Continuing its efforts to enhance tax collections, the State Franchise Tax Board ("FTB") has announced a significant change to the reporting requirements for real property tax deductions.
According to the FTB, commencing for all 2012 tax returns, only the amount based on the "ad valorem" value of a taxpayer's property is deductible. Accordingly, non-ad valorem special assessments, special taxes, including Mello-Roos special tax levies, fees, and charges will not be deductible.
For most counties, these amounts are identified on the tax bills as amounts that do not include a tax rate percentage. The deductible amount is generally identified on property tax bills as the assessed value multiplied by an associated tax rate percentage.

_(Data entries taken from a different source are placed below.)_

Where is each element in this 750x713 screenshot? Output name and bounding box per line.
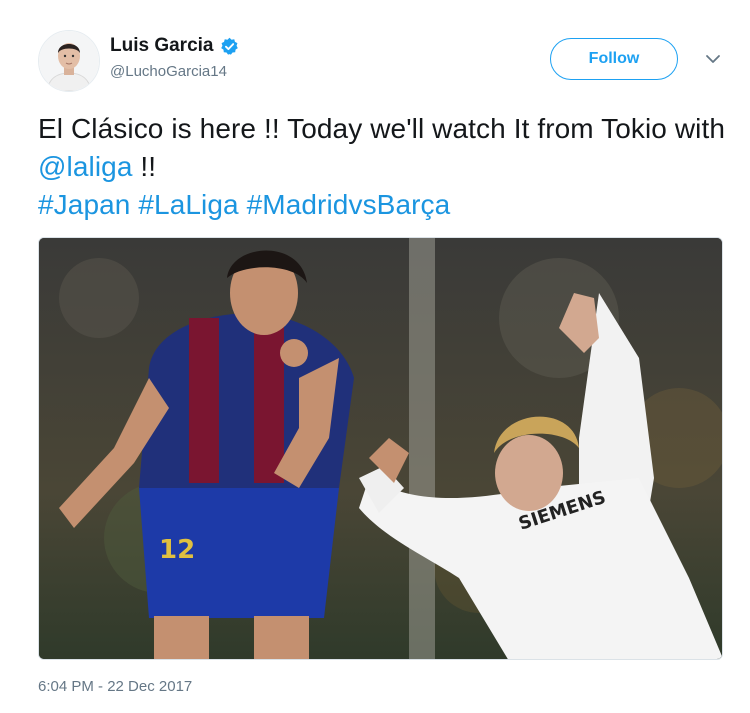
tweet-card: Luis Garcia @LuchoGarcia14 Follow El Clá… [0,0,750,713]
avatar[interactable] [38,30,100,92]
chevron-down-icon[interactable] [704,50,722,68]
display-name[interactable]: Luis Garcia [110,35,214,57]
verified-badge-icon [220,37,239,56]
user-handle[interactable]: @LuchoGarcia14 [110,63,239,80]
jersey-number: 12 [159,535,195,565]
timestamp[interactable]: 6:04 PM - 22 Dec 2017 [38,678,192,695]
hashtag-link[interactable]: #MadridvsBarça [247,189,451,220]
display-name-row: Luis Garcia [110,35,239,57]
tweet-photo[interactable]: 12 SIEMENS [38,237,723,660]
tweet-text-part2: !! [132,151,157,182]
mention-link[interactable]: @laliga [38,151,133,182]
hashtag-link[interactable]: #Japan [38,189,130,220]
tweet-header: Luis Garcia @LuchoGarcia14 Follow [38,30,730,94]
hashtag-link[interactable]: #LaLiga [138,189,238,220]
tweet-text-part1: El Clásico is here !! Today we'll watch … [38,113,726,144]
tweet-text: El Clásico is here !! Today we'll watch … [38,110,728,224]
user-names: Luis Garcia @LuchoGarcia14 [110,35,239,80]
follow-button[interactable]: Follow [550,38,678,80]
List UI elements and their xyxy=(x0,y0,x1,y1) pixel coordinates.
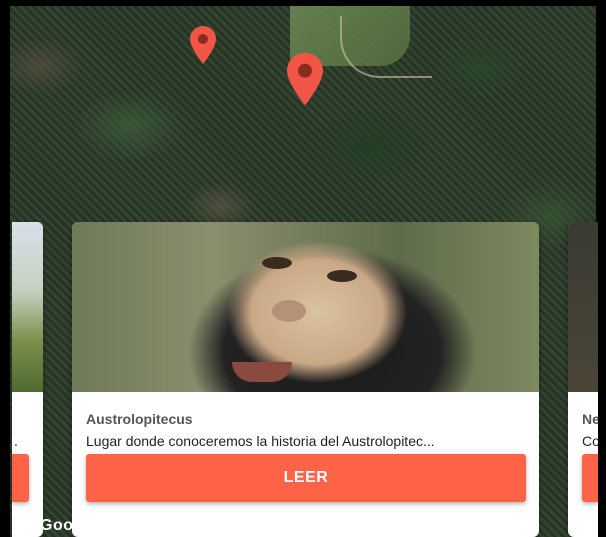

The FTB's policy will likely come as a great surprise to taxpayers whose properties are encumbered by CFD's and non-ad valorem assessments. It has been widely understood that at least the interest on the bonds serviced with levies of special taxes and assessments are deductible. In practice, taxpayers generally deduct all of the special taxes and assessments shown on their tax bills. The policy announced by the FTB could also spawn a wave of litigation based on alleged misrepresentations associated with purchases of properties subject to CFD's.
AB 1552, as introduced by Assemblyman Silva, would allow a deduction, under both the Personal Income Tax Law and Corporation Tax Law, of all amounts paid under the Mello-Roos Community Facilities Act of 1982.
This Bill would take effect immediately as a tax levy.